Sur ce dernier point, le PS aurait clairement pu, et facilement, attaquer le Président Sarkozy, s’il avait eu une position claire sur le sujet. Rappelons qu’en 2001, le PS avait voté pour l’envoi des troupes et qu’aujourd’hui, il cherche à se distinguer en jouant sur le calendrier de retrait, mais ses différences de point de vue sont désormais minimes avec l’UMP.

Les deux candidats socialistes en tête pour l’instant dans les sondages, Martine Aubry et François Hollande, ont beaucoup critiqué la politique extérieure du Président Sarkozy, mais sans présenter une vision claire et pensée de ce qu’ils auraient fait. Ceci se vérifie surtout au niveau européen avec des discours remplis de belles intentions mais sans nouvelle solution. François Hollande propose par exemple un “pacte” assez flou avec l’Allemagne, cette dernière devant éviter d’avoir “des excédents commerciaux au détriment de ses partenaires européens”. On pourrait lui rétorquer que l’Allemagne a fait des efforts pendant plus de dix ans pour arriver à un tel résultat et qu’il lui sera difficilement acceptable d’en faire d’autres avec un partenaire qui n’a pour l’instant pas trouvé la clé pour résorber le gouffre abyssal de son déficit.

Il est d’ailleurs surprenant de constater que bien que la majorité des problèmes de la France aient des ramifications au niveau européen, voire international, l’Europe ne soit pas mise au premier rang de la stratégie politique des candidats. Certes, Martine Aubry a donné l’image d’une véritable européenne lors de la déclaration commune PS-SPD en juin, mais le “thème Europe” est noyé parmi tous les autres thèmes de campagne. La situation se vérifie également pour François Hollande, où l’Europe est le dernier point abordé dans son programme “La France en avant”.

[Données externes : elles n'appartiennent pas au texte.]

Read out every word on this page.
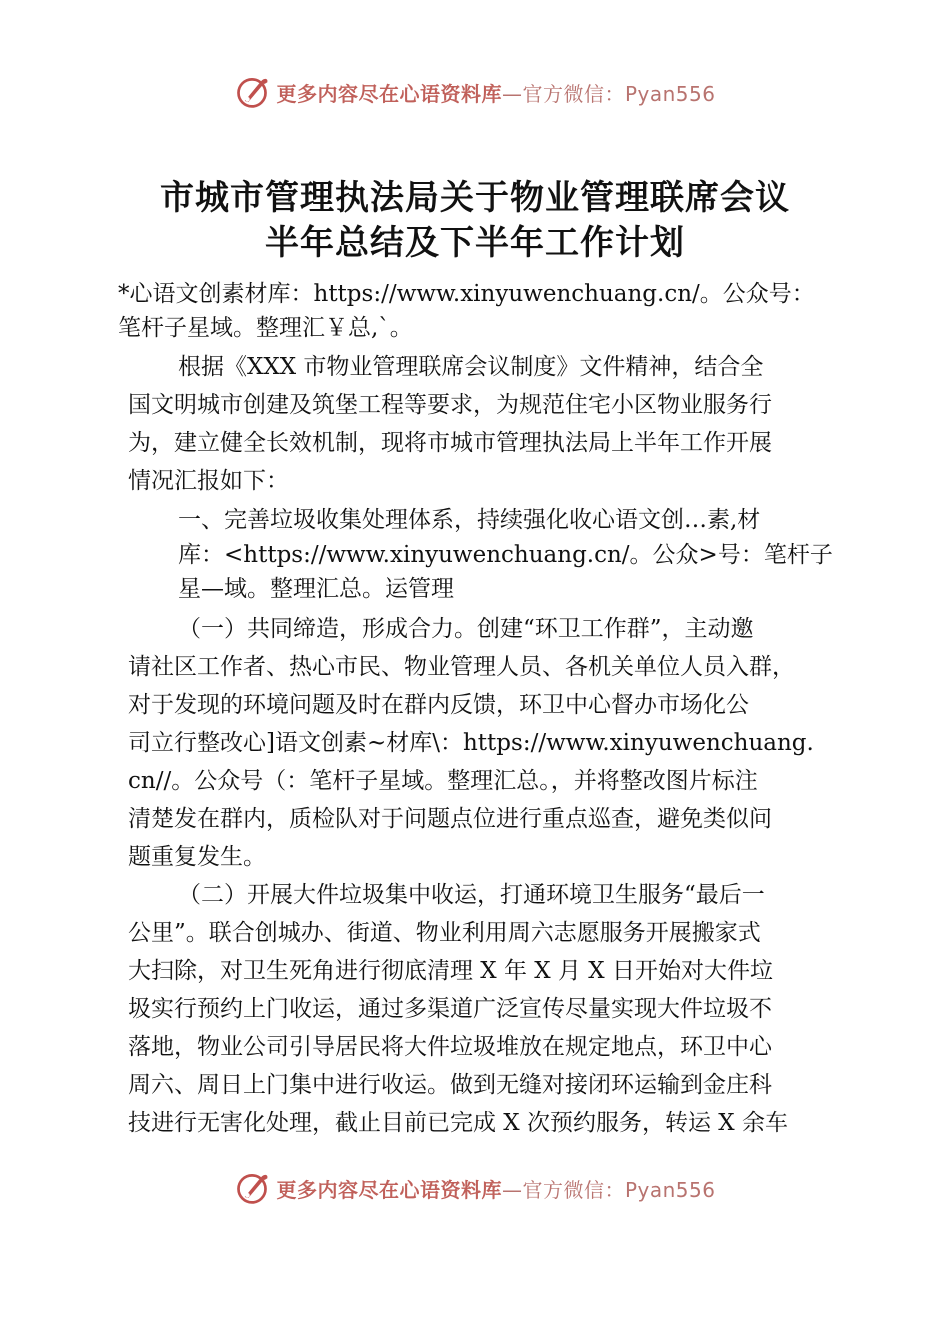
更多内容尽在心语资料库—官方微信：Pyan556
市城市管理执法局关于物业管理联席会议
半年总结及下半年工作计划
*心语文创素材库：https://www.xinyuwenchuang.cn/。公众号：
笔杆子星域。整理汇￥总,`。
根据《XXX 市物业管理联席会议制度》文件精神，结合全
国文明城市创建及筑堡工程等要求，为规范住宅小区物业服务行
为，建立健全长效机制，现将市城市管理执法局上半年工作开展
情况汇报如下：
一、完善垃圾收集处理体系，持续强化收心语文创…素,材
库：<https://www.xinyuwenchuang.cn/。公众>号：笔杆子
星—域。整理汇总。运管理
（一）共同缔造，形成合力。创建“环卫工作群”，主动邀
请社区工作者、热心市民、物业管理人员、各机关单位人员入群，
对于发现的环境问题及时在群内反馈，环卫中心督办市场化公
司立行整改心]语文创素~材库\：https://www.xinyuwenchuang.
cn//。公众号（：笔杆子星域。整理汇总。，并将整改图片标注
清楚发在群内，质检队对于问题点位进行重点巡查，避免类似问
题重复发生。
（二）开展大件垃圾集中收运，打通环境卫生服务“最后一
公里”。联合创城办、街道、物业利用周六志愿服务开展搬家式
大扫除，对卫生死角进行彻底清理 X 年 X 月 X 日开始对大件垃
圾实行预约上门收运，通过多渠道广泛宣传尽量实现大件垃圾不
落地，物业公司引导居民将大件垃圾堆放在规定地点，环卫中心
周六、周日上门集中进行收运。做到无缝对接闭环运输到金庄科
技进行无害化处理，截止目前已完成 X 次预约服务，转运 X 余车
更多内容尽在心语资料库—官方微信：Pyan556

Pourtant, les adversaires de Nicolas Sarkozy auraient tout intérêt à jouer sur l’International pour leur campagne. Outre le fait que cela permettrait de réellement les départager au niveau idéologique, cela les aiderait également à combler le déficit de “présidentialité” dont beaucoup font preuve, et sur lequel le Président et ses conseillers jouent.

Sans être le thème majeur de la campagne de 2012, gageons que la politique extérieure de la France sera un facteur essentiel de l’élection par rapport aux anciens scrutins. Le futur président sera celui qui aura montré aux électeurs sa capacité à assurer le rayonnement de la France.